The first 100 days of freelancing feel like standing on the edge of freedom (and maybe panic). You’re finally your own boss, but suddenly everything depends on you. 

The next few months will make or break your business.

Most people don’t fail because they lack skill — they fail because they bring the wrong habits from employment into freelancing. 

I’ve made those mistakes myself, and I see them repeated every day.

What mistakes did you make in your own first 100 days?

I didn’t offer service packages soon enough. Every project I pitched for required a custom quote. I thought I was being flexible — tailoring every proposal to each client — but in reality, I was wasting hours reinventing the wheel.

Packages make you predictable. They save time, signal professionalism, and give clients clarity. The earlier you define what you sell, the faster you’ll start making consistent money.

Which mistakes do you see repeated most often in communities or forums?

The same five, over and over:

  1. Pricing too low out of fear of rejection.
  2. Overinvesting in branding (fancy logos, perfect websites) before testing the market.
  3. Taking every client, even those with red flags, “for experience.”
  4. Skipping systems like CRMs, time trackers, and invoicing tools.
  5. And of course, confusing activity with progress.

Freelancing is a business, not a hobby. The earlier you treat it like one, the smoother your growth will be.

Why do new freelancers tend to undervalue themselves at the start?

Because freelancing strips away the psychological safety of a salary.

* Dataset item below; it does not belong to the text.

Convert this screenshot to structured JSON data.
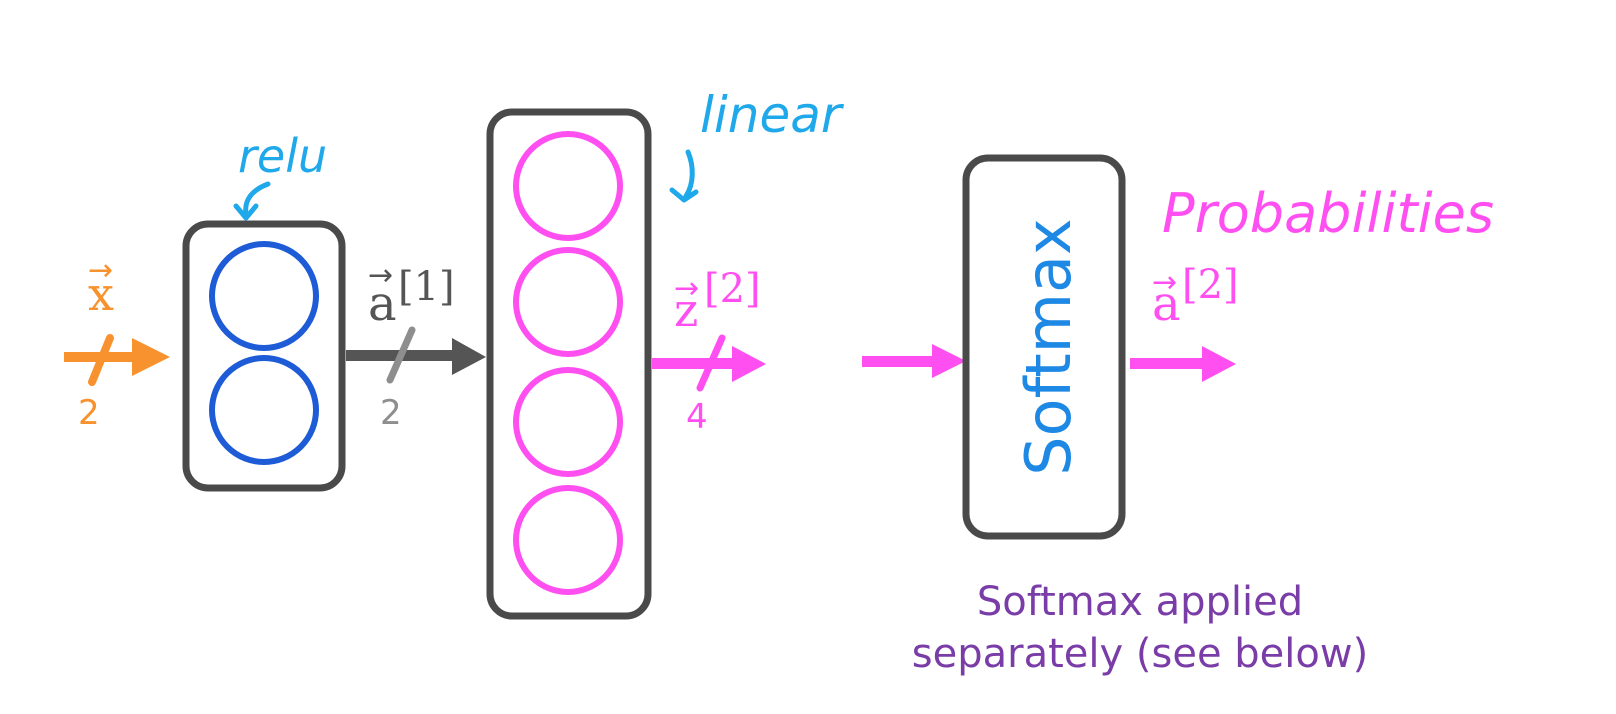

When no one tells you what you’re worth, it’s tempting to charge whatever feels “safe.”

There’s also a myth that low prices make clients say yes faster. They don’t — they attract clients who don’t respect your time.

What most new freelancers forget is that they’re not just selling their skills. They’re taking on risk, taxes, administration, and accountability — things a regular employee never has to worry about. 

Those responsibilities deserve higher compensation, not less.

How can someone avoid being “busy but broke” in the early months?

Stop glorifying busyness. You’re not paid for effort; you’re paid for outcomes.

Focus only on revenue-driving work — anything that helps you find, serve, or retain clients. Everything else can wait.

Create a minimum viable offer — one thing you can sell easily and deliver well. Don’t build an empire; build momentum.

And start tracking your numbers from the very beginning. Know what you earn, how long things take, and which projects actually profit you. That data will become your compass.

If you could give one “do this, not that” rule for the first 100 days, what would it be?

Do this: Build one repeatable offer you can sell confidently. 

Don’t waste your first 100 days “building a business.”

Your primary task early on is to build your ability to attract and retain clients. 

Everything else — systems, branding, automation — comes later.

The freelancers who survive aren’t the busiest — they’re the ones who focus, price fairly, and think like business owners from day one.